Here's what the shellscript does:

  1. Lists the component files for the user, so the user knows what component files are involved.
  2. Tests that each component file exists, errors out if any don't.
  3. Truncates the destination Procmail Resource File and appends a header.
  4. Appends the component files, in order, to the destination, and changes the component file's permissions to 600.
  5. Sets the destination file's permissions to 600. Maybe 400 would be better, but right now it's 600.

The Benefits

There are probably a hundred ways to accomplish what this script does.
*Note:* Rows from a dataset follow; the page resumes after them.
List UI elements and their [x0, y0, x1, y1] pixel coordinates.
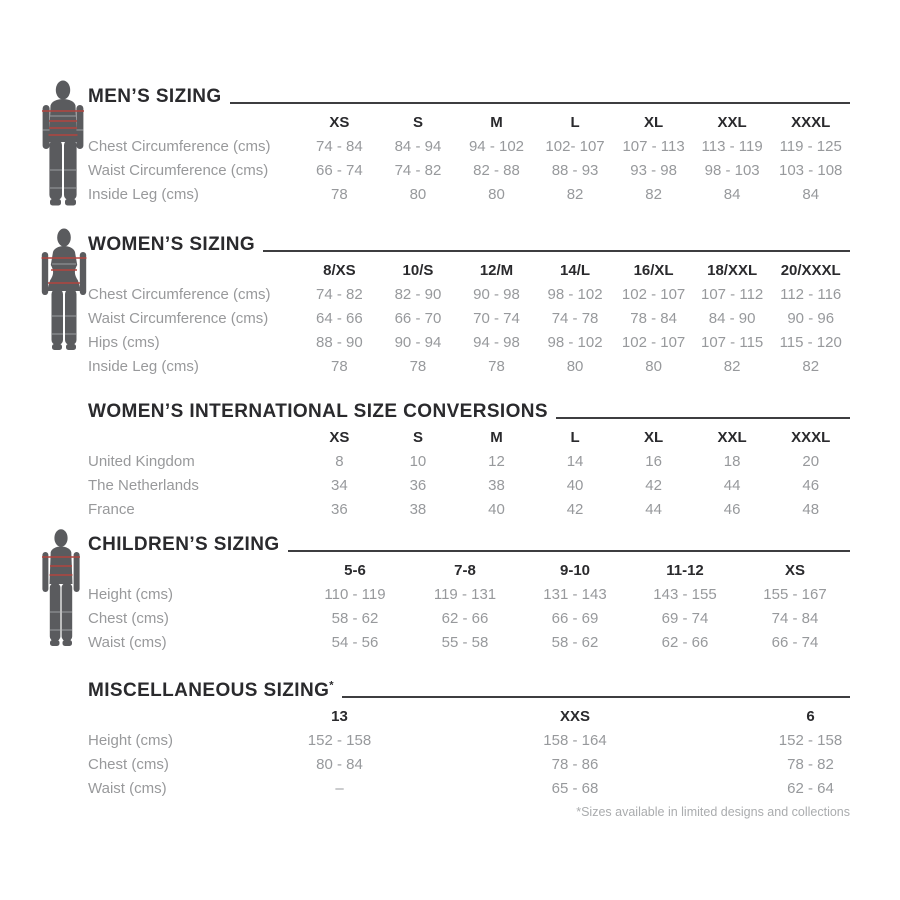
row-label: Chest (cms)	[88, 609, 169, 627]
row-label: Inside Leg (cms)	[88, 357, 199, 375]
size-value-cell: 84	[723, 185, 741, 203]
section-title-row	[88, 674, 850, 700]
column-header: 14/L	[560, 261, 591, 279]
corner-cell	[88, 258, 300, 282]
column-header: XXXL	[791, 428, 831, 446]
male-figure-icon	[40, 80, 88, 211]
size-value-cell: 107 - 113	[622, 137, 685, 155]
size-value-cell: 152 - 158	[778, 731, 843, 749]
size-value-cell: 36	[409, 476, 427, 494]
section-mens-sizing	[40, 80, 850, 211]
size-value-cell: 94 - 98	[473, 333, 520, 351]
section-title: CHILDREN’S SIZING	[88, 534, 280, 555]
miscellaneous-sizing-table	[88, 704, 850, 800]
size-value-cell: 8	[335, 452, 344, 470]
size-value-cell: 98 - 103	[704, 161, 760, 179]
size-value-cell: 74 - 84	[316, 137, 363, 155]
size-value-cell: 88 - 90	[316, 333, 363, 351]
size-value-cell: 10	[409, 452, 427, 470]
column-header: XL	[644, 428, 664, 446]
size-value-cell: 65 - 68	[551, 779, 599, 797]
womens-sizing-table	[88, 258, 850, 378]
size-value-cell: 74 - 82	[316, 285, 363, 303]
column-header: 6	[806, 707, 815, 725]
row-label: Chest (cms)	[88, 755, 169, 773]
size-value-cell: 155 - 167	[763, 585, 827, 603]
section-title: WOMEN’S SIZING	[88, 234, 256, 255]
size-value-cell: 78	[331, 357, 348, 375]
column-header: S	[412, 428, 423, 446]
section-title-row	[88, 228, 850, 254]
size-value-cell: 78	[331, 185, 348, 203]
size-value-cell: 48	[802, 500, 820, 518]
size-value-cell: 102 - 107	[621, 285, 686, 303]
corner-cell	[88, 110, 300, 134]
row-label: Height (cms)	[88, 731, 174, 749]
row-label: Chest Circumference (cms)	[88, 285, 271, 303]
empty-gutter	[40, 674, 88, 800]
size-value-cell: 69 - 74	[661, 609, 709, 627]
female-figure-icon	[40, 228, 88, 378]
size-value-cell: 18	[723, 452, 741, 470]
size-value-cell: 158 - 164	[543, 731, 607, 749]
row-label: Waist (cms)	[88, 633, 167, 651]
corner-cell	[88, 425, 300, 449]
row-label: France	[88, 500, 135, 518]
corner-cell	[88, 558, 300, 582]
empty-gutter	[40, 395, 88, 521]
column-header: XS	[329, 428, 350, 446]
size-value-cell: 36	[331, 500, 348, 518]
size-value-cell: 112 - 116	[780, 285, 842, 303]
column-header: 5-6	[344, 561, 366, 579]
size-value-cell: 70 - 74	[473, 309, 520, 327]
size-value-cell: 119 - 131	[433, 585, 497, 603]
size-value-cell: 93 - 98	[630, 161, 677, 179]
column-header: 9-10	[559, 561, 591, 579]
size-value-cell: 66 - 69	[551, 609, 599, 627]
size-value-cell: 107 - 115	[700, 333, 764, 351]
size-value-cell: 119 - 125	[779, 137, 842, 155]
size-value-cell: 62 - 66	[661, 633, 709, 651]
column-header: XS	[329, 113, 350, 131]
column-header: M	[490, 428, 503, 446]
title-rule	[556, 417, 850, 419]
size-value-cell: 62 - 66	[441, 609, 489, 627]
size-value-cell: 80 - 84	[316, 755, 363, 773]
size-value-cell: 34	[331, 476, 348, 494]
size-value-cell: 66 - 70	[394, 309, 442, 327]
size-value-cell: 94 - 102	[468, 137, 525, 155]
column-header: 13	[331, 707, 348, 725]
column-header: XXS	[559, 707, 590, 725]
size-value-cell: 82	[802, 357, 820, 375]
row-label: Chest Circumference (cms)	[88, 137, 271, 155]
size-value-cell: 98 - 102	[547, 333, 603, 351]
size-value-cell: 16	[645, 452, 662, 470]
section-womens-international	[40, 395, 850, 521]
column-header: 18/XXL	[707, 261, 758, 279]
title-rule	[230, 102, 850, 104]
size-value-cell: 90 - 94	[394, 333, 442, 351]
section-title-row	[88, 395, 850, 421]
size-value-cell: 74 - 82	[394, 161, 442, 179]
size-value-cell: 74 - 78	[551, 309, 599, 327]
section-title: WOMEN’S INTERNATIONAL SIZE CONVERSIONS	[88, 401, 548, 422]
row-label: Waist (cms)	[88, 779, 167, 797]
size-value-cell: 82	[723, 357, 741, 375]
column-header: 12/M	[479, 261, 514, 279]
size-value-cell: 103 - 108	[779, 161, 843, 179]
title-rule	[288, 550, 850, 552]
size-value-cell: 102- 107	[545, 137, 605, 155]
size-value-cell: 84 - 90	[708, 309, 756, 327]
size-value-cell: 66 - 74	[771, 633, 819, 651]
size-value-cell: 40	[566, 476, 584, 494]
size-value-cell: 82	[566, 185, 584, 203]
mens-sizing-table	[88, 110, 850, 206]
row-label: The Netherlands	[88, 476, 199, 494]
size-value-cell: 38	[409, 500, 427, 518]
size-value-cell: 84 - 94	[394, 137, 442, 155]
column-header: 8/XS	[323, 261, 356, 279]
size-value-cell: 152 - 158	[307, 731, 372, 749]
size-value-cell: 102 - 107	[621, 333, 686, 351]
size-value-cell: 143 - 155	[653, 585, 717, 603]
size-value-cell: 78	[409, 357, 427, 375]
size-value-cell: 64 - 66	[316, 309, 363, 327]
size-value-cell: 115 - 120	[779, 333, 842, 351]
size-value-cell: 55 - 58	[441, 633, 489, 651]
size-value-cell: 107 - 112	[700, 285, 764, 303]
size-value-cell: 74 - 84	[771, 609, 819, 627]
size-value-cell: 78	[488, 357, 505, 375]
size-value-cell: 44	[645, 500, 662, 518]
size-value-cell: 66 - 74	[316, 161, 363, 179]
column-header: 20/XXXL	[780, 261, 841, 279]
size-value-cell: 84	[802, 185, 820, 203]
column-header: M	[490, 113, 503, 131]
column-header: XXXL	[791, 113, 831, 131]
size-value-cell: 40	[488, 500, 505, 518]
size-value-cell: 20	[802, 452, 820, 470]
row-label: Height (cms)	[88, 585, 174, 603]
footnote: *Sizes available in limited designs and collections	[576, 805, 850, 819]
section-title-row	[88, 80, 850, 106]
column-header: L	[570, 113, 580, 131]
column-header: 7-8	[454, 561, 476, 579]
section-title-row	[88, 528, 850, 554]
title-asterisk: *	[329, 679, 334, 692]
childrens-sizing-table	[88, 558, 850, 654]
size-value-cell: 80	[488, 185, 505, 203]
section-title: MEN’S SIZING	[88, 86, 222, 107]
row-label: Waist Circumference (cms)	[88, 309, 269, 327]
size-value-cell: 80	[645, 357, 662, 375]
size-value-cell: 90 - 98	[473, 285, 520, 303]
column-header: XXL	[717, 428, 747, 446]
size-value-cell: 58 - 62	[551, 633, 599, 651]
column-header: L	[570, 428, 580, 446]
column-header: XL	[644, 113, 664, 131]
size-value-cell: 82 - 88	[473, 161, 520, 179]
column-header: XXL	[717, 113, 747, 131]
size-value-cell: 42	[645, 476, 662, 494]
size-value-cell: 82	[645, 185, 662, 203]
section-miscellaneous-sizing	[40, 674, 850, 800]
column-header: 10/S	[402, 261, 434, 279]
size-value-cell: 90 - 96	[787, 309, 835, 327]
column-header: XS	[784, 561, 805, 579]
row-label: United Kingdom	[88, 452, 195, 470]
size-value-cell: 110 - 119	[324, 585, 386, 603]
row-label: Waist Circumference (cms)	[88, 161, 269, 179]
size-value-cell: 78 - 84	[630, 309, 677, 327]
womens-international-table	[88, 425, 850, 521]
section-title	[88, 681, 334, 700]
section-childrens-sizing	[40, 528, 850, 655]
size-value-cell: 88 - 93	[551, 161, 599, 179]
size-value-cell: 12	[488, 452, 505, 470]
child-figure-icon	[40, 528, 88, 655]
size-value-cell: 46	[802, 476, 820, 494]
size-value-cell: –	[335, 779, 344, 797]
size-value-cell: 14	[566, 452, 584, 470]
size-value-cell: 46	[723, 500, 741, 518]
row-label: Inside Leg (cms)	[88, 185, 199, 203]
section-womens-sizing	[40, 228, 850, 378]
size-value-cell: 131 - 143	[543, 585, 607, 603]
size-value-cell: 80	[566, 357, 584, 375]
section-title-text: MISCELLANEOUS SIZING	[88, 680, 330, 701]
title-rule	[263, 250, 850, 252]
size-value-cell: 38	[488, 476, 505, 494]
size-value-cell: 98 - 102	[547, 285, 603, 303]
column-header: 11-12	[666, 561, 704, 579]
size-value-cell: 42	[566, 500, 584, 518]
corner-cell	[88, 704, 300, 728]
column-header: S	[412, 113, 423, 131]
size-value-cell: 58 - 62	[331, 609, 379, 627]
size-value-cell: 44	[723, 476, 741, 494]
size-value-cell: 78 - 86	[551, 755, 599, 773]
size-value-cell: 62 - 64	[787, 779, 834, 797]
column-header: 16/XL	[633, 261, 674, 279]
size-value-cell: 113 - 119	[701, 137, 763, 155]
size-value-cell: 80	[409, 185, 427, 203]
row-label: Hips (cms)	[88, 333, 160, 351]
title-rule	[342, 696, 850, 698]
size-value-cell: 54 - 56	[331, 633, 379, 651]
size-value-cell: 82 - 90	[394, 285, 442, 303]
size-value-cell: 78 - 82	[787, 755, 834, 773]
Probably better alternatives, perhaps easier alternatives. But this shellscript does have some benefits:

It's Expat-licensed free software, so if you like it, use it. Just copy it from this web page into your favorite editor. And, if you do, please remember to change environment variables $pmrcfile, $componentdir, and $componentfiles to values appropriate for your setup and needs.